Fitting in with the business realities in Cambodia has been an eye opener for the director.

“It makes operating in Japan look like it’s without problems,” he said, citing the Kingdom’s poor utilities, difficulties with the construction of the building, and the huge cost of importing specialised equipment and designer furnishings from Japan among the stumbling blocks overcome in order to make Degran possible.

Watching the locals
Before breaking ground, Kikuchi spent two years journeying to the Kingdom every month to research the industry, closely observing local salons in operation.

What surprised him most was a tendency among hairdressers not to ask their customers what they wanted, a far cry from Kikuchi’s previous experience where customers drove the choice of styles.
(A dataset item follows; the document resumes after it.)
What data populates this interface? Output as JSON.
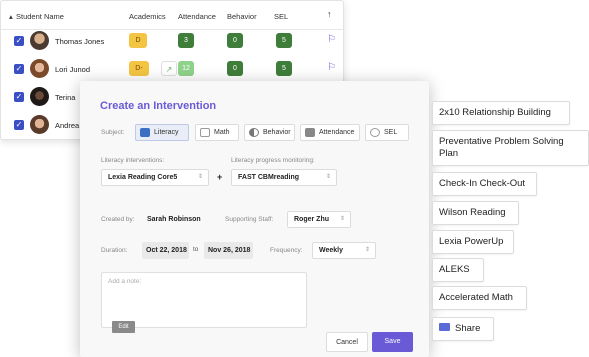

Degran consequently focuses on consulting with its clients, guiding them towards a decisions that fit their image.

“It’s very important to look at customers’ clothes, shapes of their heads, etc before we suggest a haircut that suits them,” he said.

“In Japan, people can get a lot of information from the Internet and magazines. Some Japanese are better informed than beauty professionals these days.”

When the doors finally opened, Kikuchi was very surprised by the makeup of his clientele.

Over 50 percent were foreigners, of whom most were not Asian expatriates, as he had anticipated, but Westerners looking for top-end hairdos.
Attracting Cambodian clients was also difficult during the salon’s first few months of operation.

Initially, pricing was consistent with high-end Japanese locations, but it quickly became apparent that costs were beyond the means of most of the Phnom Penh market. To improve sales, prices have recently been cut in half.

Trend setter
Despite the occasional setback, Kikuchi remains optimistic about the future of his Phnom Penh venture. “Thirty years ago, Japan was like Phnom Penh is now,” he said. “The city will grow, and I want the beauty industry to grow with it.”

Kikuchi expects his expertise to be useful in improving the less-developed Cambodian beauty industry.

He acknowledged that Degran was playing a long-term game, and anticipated that the business would begin realising positive returns in three to five years.

The company has not advertised so far, relying on word-of-mouth interaction to woo customers, but plans to roll out a campaign in the coming months.

After the Phnom Penh business becomes more established, Kikuchi will contemplate expanding both domestically and into Cambodia’s regional neighbours.

He considers Siem Reap a likely contender for another salon, given the cosmopolitan makeup of the tourism-driven city.

However, he said he plans to stick to his tried and tested recipe for expansion and conduct further studies on the local market before taking the plunge.